Meng claims she needs the documents to show there was an abuse of process in her fight against the extradition.
Associate Chief Justice Heather Holmes of the Supreme Court of British Columbia on Tuesday ordered the Canadian government, police and border agency to provide Meng’s defence with records about the planning and execution of her arrest at Vancouver’s airport on Dec 1, 2018. Among the disclosures sought by her defence are:
- records of meetings and phone calls to coordinate her arrest
- updates that were sent to the US Federal Bureau of Investigation and Canada’s Department of Justice during her arrest
- what information was shared while she was being questioned by border officials
- correspondence between Canadian and US law enforcement between Nov 28 and Dec 5, 2018
During a two-week stretch of hearings that ended in early October, Meng’s lawyers had exposed cracks in the way Canada handled her arrest – including an admission from border officials that they “in error” shared her device passwords with police – putting the prosecution on the back foot.
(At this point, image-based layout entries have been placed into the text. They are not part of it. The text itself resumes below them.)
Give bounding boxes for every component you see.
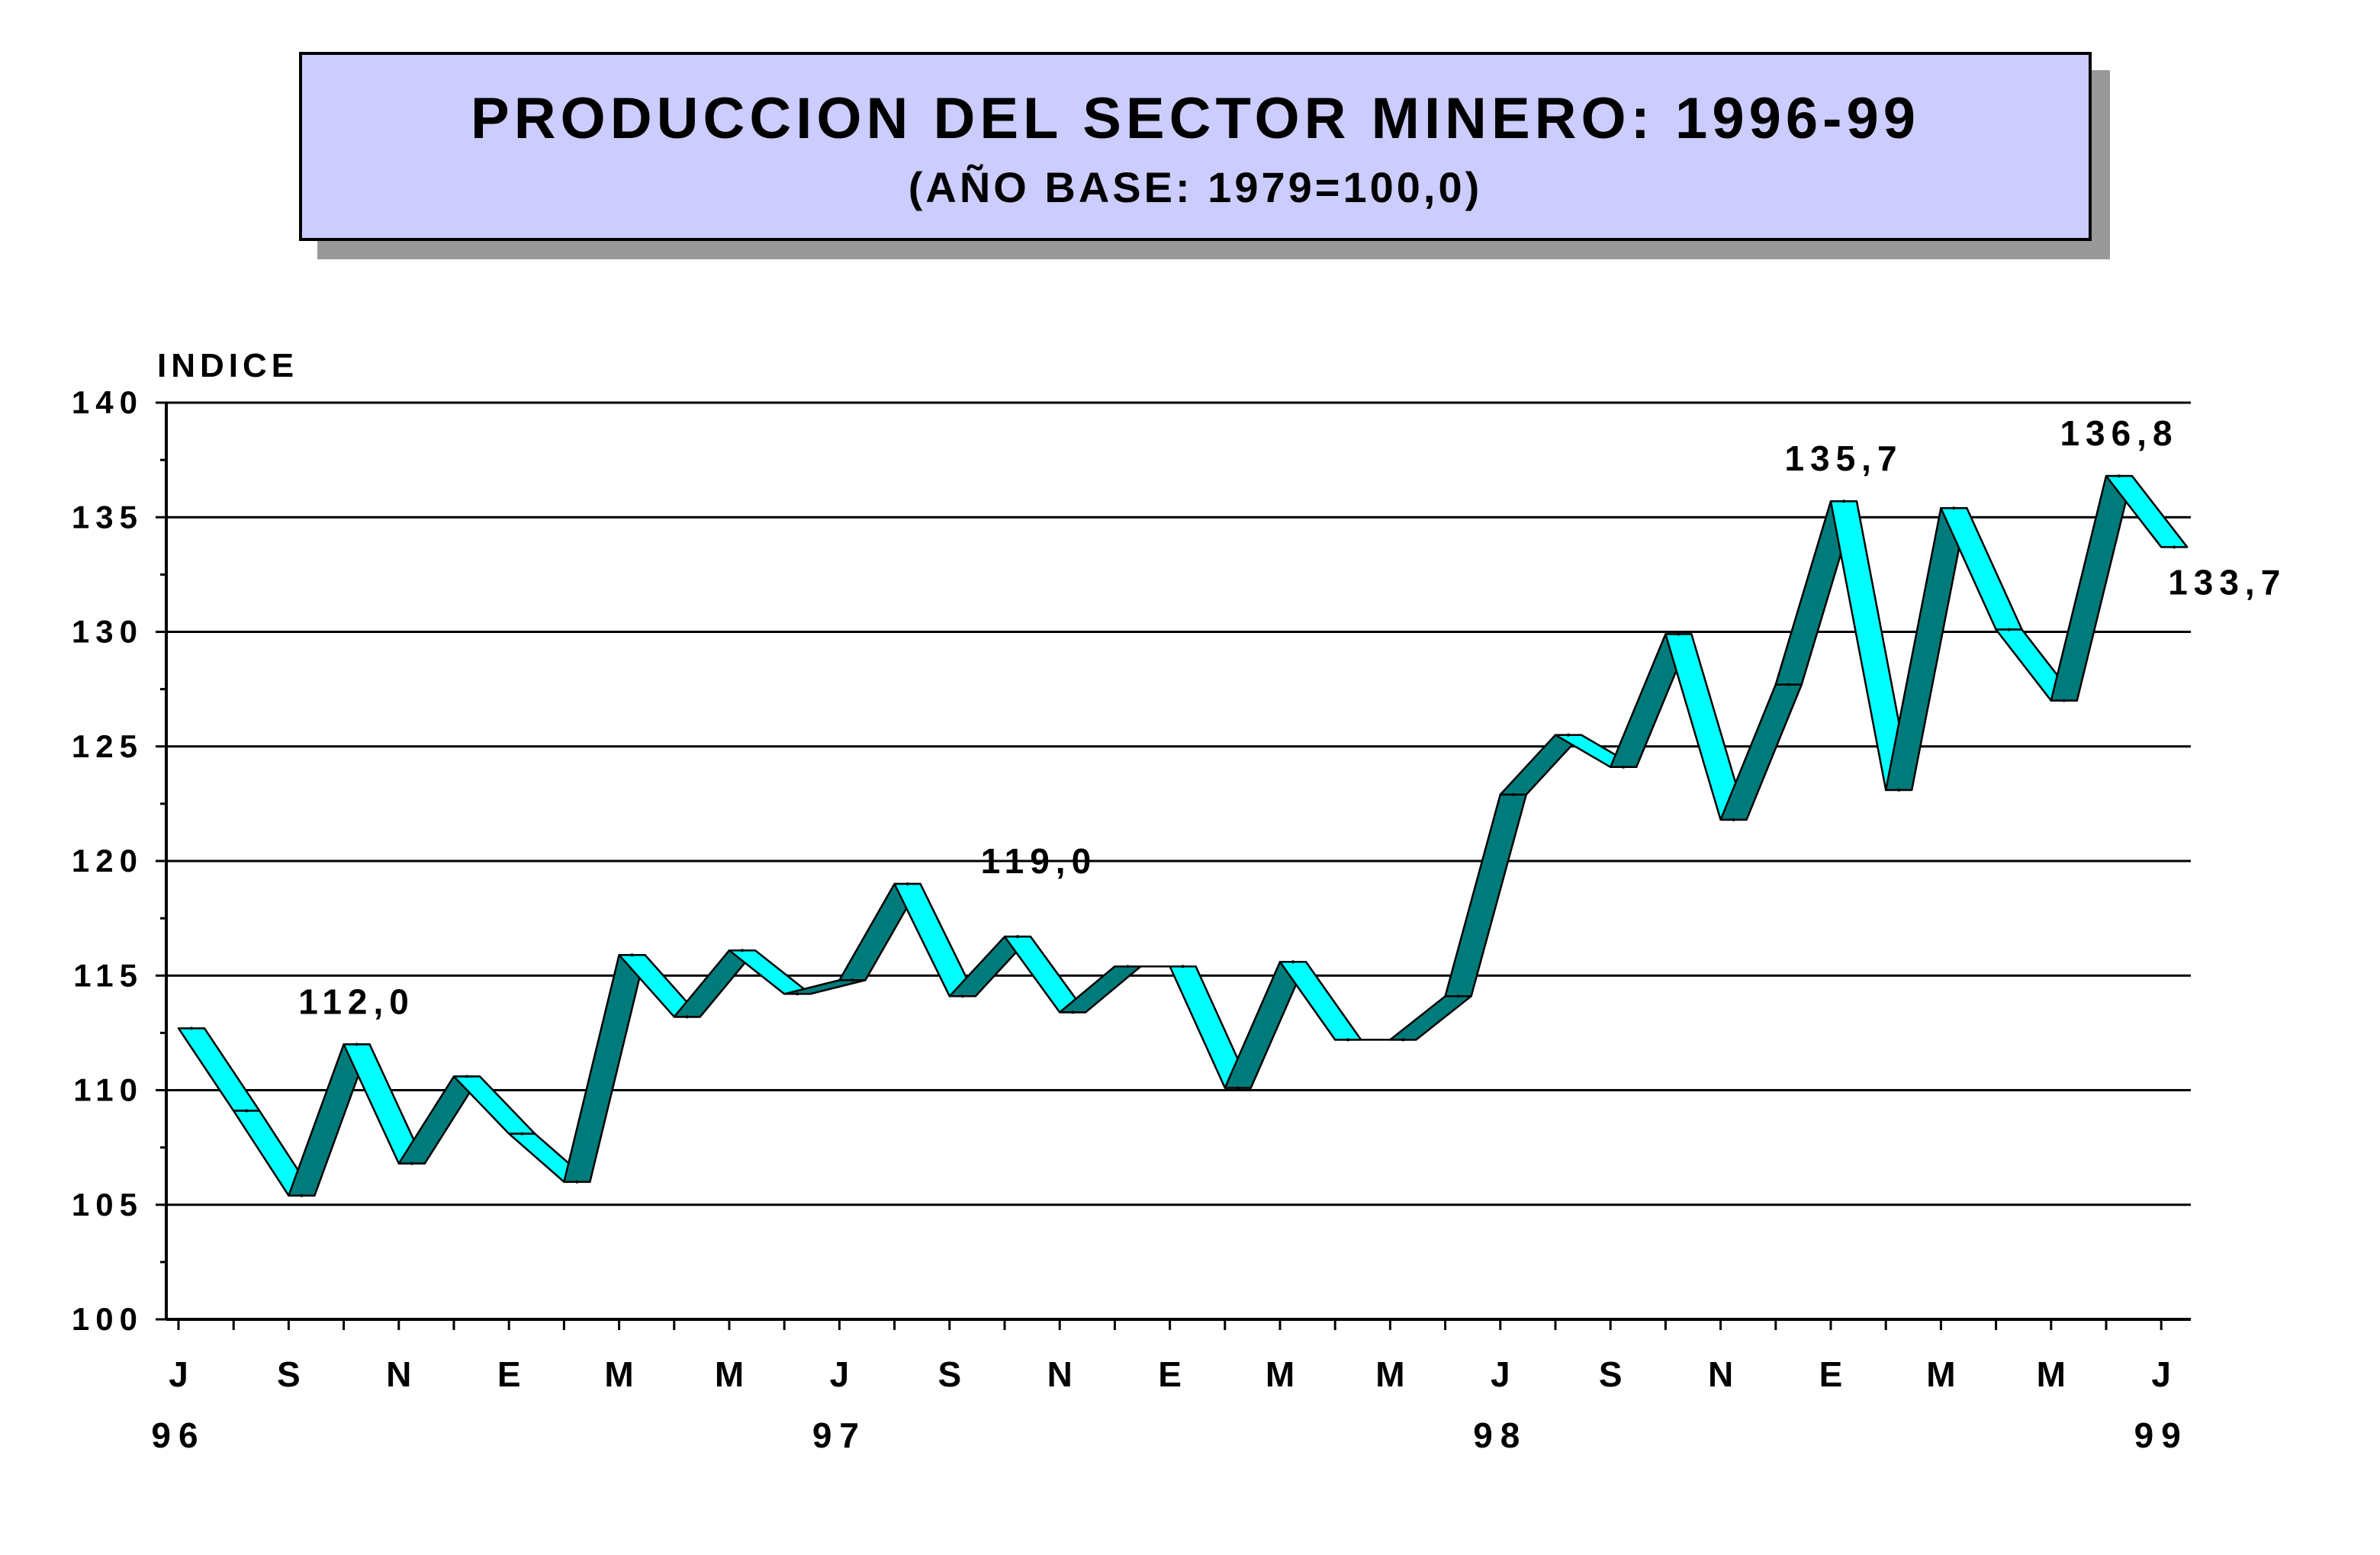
data-point <box>2173 545 2176 549</box>
ribbon-segment <box>1278 960 1362 1041</box>
data-point <box>2007 628 2011 631</box>
x-month-label: J <box>830 1354 850 1394</box>
data-point <box>1952 506 1956 510</box>
title-box: PRODUCCION DEL SECTOR MINERO: 1996-99 (A… <box>299 52 2092 241</box>
x-month-label: S <box>1599 1354 1623 1394</box>
x-month-label: E <box>497 1354 521 1394</box>
data-point <box>1016 935 1019 939</box>
ribbon-segment <box>2050 474 2134 702</box>
data-point <box>2062 699 2066 702</box>
data-point <box>1291 960 1295 964</box>
data-point <box>520 1132 524 1136</box>
x-month-label: E <box>1819 1354 1843 1394</box>
x-month-label: S <box>938 1354 961 1394</box>
labels: 100 105 110 115 120 125 130 135 140 J S N E M M J S N E M M J… <box>72 384 2286 1455</box>
ribbon-segment <box>1058 965 1142 1014</box>
data-point <box>851 978 854 982</box>
data-point <box>2118 474 2121 478</box>
y-tick-label: 105 <box>72 1187 143 1222</box>
x-month-label: N <box>1708 1354 1733 1394</box>
data-point <box>1622 765 1626 769</box>
data-point <box>1842 500 1845 503</box>
data-label: 135,7 <box>1784 439 1902 478</box>
data-point <box>465 1075 468 1078</box>
data-point <box>1071 1010 1075 1014</box>
data-point <box>1787 683 1790 686</box>
data-point <box>685 1015 689 1019</box>
data-point <box>300 1194 304 1197</box>
ribbon-segment <box>1884 506 1968 792</box>
y-tick-label: 140 <box>72 384 143 420</box>
data-label: 112,0 <box>298 982 415 1021</box>
x-month-label: M <box>1266 1354 1295 1394</box>
data-point <box>630 953 634 957</box>
data-point <box>575 1180 579 1184</box>
y-tick-label: 135 <box>72 499 143 535</box>
x-month-label: J <box>1491 1354 1510 1394</box>
data-label: 133,7 <box>2168 562 2286 602</box>
x-year-label: 98 <box>1473 1415 1527 1455</box>
data-point <box>1897 788 1901 792</box>
ribbon-segment <box>1719 683 1803 821</box>
axes <box>156 401 2191 1330</box>
ribbon-segment <box>1389 995 1472 1041</box>
x-year-label: 97 <box>812 1415 867 1455</box>
ribbon-segment <box>452 1075 536 1135</box>
ribbon-segment <box>893 882 977 998</box>
ribbon-segment <box>177 1027 261 1112</box>
y-axis-title: INDICE <box>157 347 298 384</box>
data-point <box>1567 733 1570 737</box>
y-tick-label: 110 <box>73 1072 143 1108</box>
x-month-label: J <box>2151 1354 2171 1394</box>
data-point <box>741 949 744 953</box>
y-tick-label: 120 <box>72 843 143 879</box>
x-month-label: N <box>386 1354 411 1394</box>
data-point <box>1511 792 1515 796</box>
ribbon-segment <box>1444 793 1528 998</box>
x-month-label: J <box>169 1354 188 1394</box>
x-month-label: E <box>1158 1354 1182 1394</box>
x-year-label: 96 <box>151 1415 205 1455</box>
data-point <box>1456 994 1460 998</box>
data-point <box>1401 1038 1405 1042</box>
y-tick-label: 100 <box>72 1301 143 1337</box>
data-point <box>1181 965 1185 969</box>
data-point <box>355 1043 359 1046</box>
x-month-label: N <box>1047 1354 1073 1394</box>
data-point <box>410 1161 413 1165</box>
y-tick-label: 130 <box>72 614 143 650</box>
data-point <box>1126 965 1130 969</box>
data-label: 136,8 <box>2060 413 2178 453</box>
x-month-label: M <box>2037 1354 2066 1394</box>
data-point <box>190 1026 193 1030</box>
data-point <box>960 994 964 998</box>
data-ribbon <box>177 474 2189 1197</box>
data-point <box>245 1109 249 1113</box>
chart-subtitle: (AÑO BASE: 1979=100,0) <box>908 163 1483 211</box>
data-point <box>1732 818 1735 821</box>
chart-title: PRODUCCION DEL SECTOR MINERO: 1996-99 <box>471 86 1920 151</box>
data-point <box>1677 632 1680 636</box>
grid-lines <box>166 401 2191 1321</box>
x-year-label: 99 <box>2134 1415 2189 1455</box>
x-month-label: M <box>1375 1354 1404 1394</box>
ribbon-segment <box>563 953 646 1183</box>
y-tick-label: 115 <box>73 957 143 993</box>
data-label: 119,0 <box>981 841 1098 881</box>
ribbon-segment <box>2105 474 2189 548</box>
data-point <box>1346 1038 1350 1042</box>
data-point <box>796 992 799 996</box>
ribbon-segment <box>728 949 812 995</box>
x-month-label: M <box>604 1354 633 1394</box>
x-month-label: M <box>1926 1354 1955 1394</box>
x-month-label: M <box>715 1354 744 1394</box>
y-tick-label: 125 <box>72 728 143 764</box>
x-month-label: S <box>277 1354 301 1394</box>
data-point <box>1236 1086 1240 1090</box>
data-point <box>905 882 909 886</box>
Her defence alleges that the Canada Border Services Agency, police and FBI unlawfully used the pretext of an immigration check to get Meng to disclose evidence that could be used against her.
In the ruling, Holmes said the order “does not predict or imply that Ms Meng’s claim of abuse of process will ultimately succeed.”
She said it’s also not yet clear whether the alleged abuse of process, if proven, would be serious enough to require a stay of proceedings.
Such a stay is only granted “in the rarest of cases,” she said.
“However, I cannot rule out the possibility that it would.”
The ruling also supported some arguments from Meng’s defence that there have been notable gaps in the evidence provided so far.
“I view the evidence tendered by the Attorney-General to address those gaps as strategic in its character yet impoverished in its substance,” the judge said, noting that Canada has left “largely unexplained” why border officials turned over Meng’s passwords to the police, contrary to law, and when and how the mistake came to light.
Meng’s defence has inferred that Canadian police sent details about Meng’s devices to the FBI.
The prosecution has been “similarly incomplete” in rebutting those inferences, Holmes wrote.
“This specific and notable feature of the evidence, considered in light of the body of evidence as a whole, raises questions beyond the frivolous or speculative about the chain of events,” the judge said.
For Meng, the victory is the first step in what’s likely to be a long battle with the odds stacked against her.
Of the 798 US extradition requests received since 2008, Canada has only refused or discharged eight, according to Canada’s Department of Justice.
Meng is set to appear in court on Jan 20 for the formal start of extradition hearings.